« Un choc de circulations ». La marine française face au cholera en Méditerranée (1831-1856). Médecine navale, géostratégie et impérialisme sanitaire

par Benoit Pouget

Thèse de doctorat en Histoire

Sous la direction de Walter Bruyere ostells.

Thèses en préparation à Aix-Marseille , dans le cadre de Espaces, cultures, sociétés (355) .


  • Résumé

    Le choléra est une épreuve qui interroge l’instrument naval français et ses actions au-delà des seules problématiques de l’hygiène navale ou de la contribution des navigations à la diffusion de l’épidémie. Il est à la fois une épreuve de terrain, locale, collective comme individuelle, et un enjeu de relations internationales.

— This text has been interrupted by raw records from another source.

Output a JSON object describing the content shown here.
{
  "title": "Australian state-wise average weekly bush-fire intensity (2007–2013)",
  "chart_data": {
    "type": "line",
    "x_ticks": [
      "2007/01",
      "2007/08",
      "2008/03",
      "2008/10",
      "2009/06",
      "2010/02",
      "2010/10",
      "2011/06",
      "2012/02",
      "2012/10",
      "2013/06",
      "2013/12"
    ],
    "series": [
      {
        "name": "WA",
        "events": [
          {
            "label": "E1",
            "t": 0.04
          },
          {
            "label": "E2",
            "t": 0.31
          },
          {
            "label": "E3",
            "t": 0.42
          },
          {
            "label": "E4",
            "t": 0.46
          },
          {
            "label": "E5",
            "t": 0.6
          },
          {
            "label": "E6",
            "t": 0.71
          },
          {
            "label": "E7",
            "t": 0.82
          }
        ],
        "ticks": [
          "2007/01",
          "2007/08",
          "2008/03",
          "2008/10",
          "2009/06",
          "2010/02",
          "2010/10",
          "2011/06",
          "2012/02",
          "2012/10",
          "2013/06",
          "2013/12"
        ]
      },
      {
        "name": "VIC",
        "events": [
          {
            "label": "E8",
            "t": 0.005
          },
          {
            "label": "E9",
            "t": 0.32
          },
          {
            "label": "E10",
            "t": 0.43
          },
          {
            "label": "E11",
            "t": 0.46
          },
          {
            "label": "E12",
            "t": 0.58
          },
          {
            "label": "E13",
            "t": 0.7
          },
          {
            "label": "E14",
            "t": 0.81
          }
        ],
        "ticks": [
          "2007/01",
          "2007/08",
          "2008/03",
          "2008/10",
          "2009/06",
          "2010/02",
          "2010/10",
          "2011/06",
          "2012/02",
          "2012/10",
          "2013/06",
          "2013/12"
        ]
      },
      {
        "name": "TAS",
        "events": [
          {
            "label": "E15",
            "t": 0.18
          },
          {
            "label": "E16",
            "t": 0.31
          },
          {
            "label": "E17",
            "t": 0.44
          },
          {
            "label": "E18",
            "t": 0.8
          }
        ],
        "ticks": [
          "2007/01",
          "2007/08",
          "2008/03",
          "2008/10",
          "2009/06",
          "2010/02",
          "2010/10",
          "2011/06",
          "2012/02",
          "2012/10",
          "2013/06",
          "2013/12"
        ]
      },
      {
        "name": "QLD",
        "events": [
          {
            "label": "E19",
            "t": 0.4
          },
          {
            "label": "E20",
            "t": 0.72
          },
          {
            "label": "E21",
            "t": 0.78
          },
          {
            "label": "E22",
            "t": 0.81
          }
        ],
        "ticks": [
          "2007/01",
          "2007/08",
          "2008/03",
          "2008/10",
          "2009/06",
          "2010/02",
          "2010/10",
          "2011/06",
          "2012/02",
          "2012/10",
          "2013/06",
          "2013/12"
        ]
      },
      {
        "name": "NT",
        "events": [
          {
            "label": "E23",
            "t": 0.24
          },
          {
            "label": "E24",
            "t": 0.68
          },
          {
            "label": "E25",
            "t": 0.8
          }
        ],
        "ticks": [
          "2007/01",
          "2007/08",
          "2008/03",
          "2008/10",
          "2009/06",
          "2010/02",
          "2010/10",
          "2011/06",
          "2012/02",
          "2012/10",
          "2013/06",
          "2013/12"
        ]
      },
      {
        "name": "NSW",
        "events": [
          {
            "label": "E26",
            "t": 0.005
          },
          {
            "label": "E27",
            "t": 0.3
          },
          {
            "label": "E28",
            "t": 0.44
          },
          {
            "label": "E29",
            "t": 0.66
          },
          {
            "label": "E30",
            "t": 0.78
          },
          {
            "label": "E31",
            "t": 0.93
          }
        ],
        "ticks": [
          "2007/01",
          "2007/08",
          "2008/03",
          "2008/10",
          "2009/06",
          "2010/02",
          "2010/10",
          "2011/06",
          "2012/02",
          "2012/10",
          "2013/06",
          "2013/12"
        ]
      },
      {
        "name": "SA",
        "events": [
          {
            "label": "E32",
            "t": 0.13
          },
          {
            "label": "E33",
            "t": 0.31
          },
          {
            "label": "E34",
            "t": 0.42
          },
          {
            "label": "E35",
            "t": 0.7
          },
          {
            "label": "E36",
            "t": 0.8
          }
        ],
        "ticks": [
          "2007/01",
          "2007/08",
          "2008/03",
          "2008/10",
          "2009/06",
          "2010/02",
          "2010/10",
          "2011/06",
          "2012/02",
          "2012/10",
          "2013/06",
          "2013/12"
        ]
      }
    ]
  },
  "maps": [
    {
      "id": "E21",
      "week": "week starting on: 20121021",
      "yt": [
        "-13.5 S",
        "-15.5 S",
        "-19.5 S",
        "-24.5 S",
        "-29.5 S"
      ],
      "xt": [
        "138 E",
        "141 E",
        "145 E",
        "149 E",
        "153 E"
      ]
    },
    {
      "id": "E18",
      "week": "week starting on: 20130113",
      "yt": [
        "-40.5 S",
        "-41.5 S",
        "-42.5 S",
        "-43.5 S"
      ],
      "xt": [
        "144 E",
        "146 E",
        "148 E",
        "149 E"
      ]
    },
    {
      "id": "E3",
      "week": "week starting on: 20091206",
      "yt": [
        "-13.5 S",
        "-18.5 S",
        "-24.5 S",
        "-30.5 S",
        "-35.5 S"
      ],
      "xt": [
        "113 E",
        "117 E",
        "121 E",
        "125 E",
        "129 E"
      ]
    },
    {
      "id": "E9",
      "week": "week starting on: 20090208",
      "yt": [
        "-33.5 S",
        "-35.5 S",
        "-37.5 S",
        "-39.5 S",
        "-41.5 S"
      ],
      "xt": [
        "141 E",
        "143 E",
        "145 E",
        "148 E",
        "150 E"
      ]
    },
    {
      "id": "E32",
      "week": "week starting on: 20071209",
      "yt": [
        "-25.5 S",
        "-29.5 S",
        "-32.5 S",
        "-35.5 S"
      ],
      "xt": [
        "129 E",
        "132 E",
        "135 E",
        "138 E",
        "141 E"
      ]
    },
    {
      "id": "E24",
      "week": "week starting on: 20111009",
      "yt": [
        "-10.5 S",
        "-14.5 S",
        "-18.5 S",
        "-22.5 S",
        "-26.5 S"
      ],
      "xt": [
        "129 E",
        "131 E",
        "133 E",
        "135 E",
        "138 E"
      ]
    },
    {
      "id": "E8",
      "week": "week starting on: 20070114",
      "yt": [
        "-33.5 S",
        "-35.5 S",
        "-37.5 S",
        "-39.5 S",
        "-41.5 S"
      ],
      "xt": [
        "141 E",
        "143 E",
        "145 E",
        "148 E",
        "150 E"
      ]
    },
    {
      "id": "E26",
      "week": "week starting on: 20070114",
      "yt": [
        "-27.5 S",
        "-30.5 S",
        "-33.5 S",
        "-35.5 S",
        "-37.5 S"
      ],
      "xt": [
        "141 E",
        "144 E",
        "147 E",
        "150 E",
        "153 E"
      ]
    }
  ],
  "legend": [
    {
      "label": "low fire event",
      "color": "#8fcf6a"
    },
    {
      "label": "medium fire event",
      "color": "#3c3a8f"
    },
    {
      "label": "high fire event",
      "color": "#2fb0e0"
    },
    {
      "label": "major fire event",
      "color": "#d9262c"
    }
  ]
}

Il requiert un engagement constant et en profondeur de la part du service de santé des armées en général, de la Marine en particulier. Il contribue à la fragilisation d’un espace méditerranéen en pleine recomposition alors que la France de l’après 1815 cherche à y saisir des opportunités pour peser à nouveau dans le concert des nations à travers une plus grande implication dans les crises qui secouent sa façade méridionale. Cette politique offensive, faite de diplomatie conventionnelle et d’interventions militaires, de défense des intérêts commerciaux et de relance d’une politique expansionniste sinon impérialiste, repose en partie sur la sollicitation de forces navales en cours de relèvement. En proposant une étude sur la confrontation entre la puissance navale française en Méditerranée et la circulation du choléra entre 1831 et 1856, il s’agit de comprendre, essentiellement à travers un regard naval, comment, au-delà du péril majeur que ces épidémies successives constituent pour la santé publique en France et en Méditerranée, elles en viennent à représenter une formidable opportunité offerte à la France de s’affirmer comme une puissance sanitaire de premier plan, alors que se préparent deux premières conférences sanitaires internationales de Paris (1851 et 1859) .

  • Titre traduit

    "A Clash of circulations". French navy and cholera in the Mediterranean (1831-1856). Naval medicine, geostrategy and sanitary imperialism


  • Résumé

    Cholera: “a crucial and revealing challenge, helpful to measure the bravery and intellectual value of the Navy’s physicians”. According to Jacques Leonard’s word, cholera defied the French Navy as a whole. It questioned the French naval instrument and actions beyond the mere issues of sea hygiene or the spreading of the epidemic through sailing. It was both a field issue, as well at a local level as at the individual and collective ones, and a meaningful issue in international relations. It required a constant and deep commitment from the military health service in general, and from the Navy health service in particular. It contributed to weakening the Mediterranean area in a period of reconstruction as post-1815 France intended to seize opportunities to become again a prominent member in the community of Nations through a stronger commitment in the crises that were then striking its southern part. This pro-active policy, combining military intervention and conventional diplomacy, the preservation of trading interests and the renewal of an expansionist and even imperialist policy, partly relied on the appeal to restructuring naval forces. By studying the confrontation between French naval power in the Mediterranean and the spreading of cholera from 1831 to 1856, the purpose, here, will be to understand, mainly through a naval perspective, how those successive epidemics evolved from the status of threats to public health to that of becoming an unexpected opportunity to stand a sanitary power, as two international conferences on health were to take place in Paris (1851 and 1859).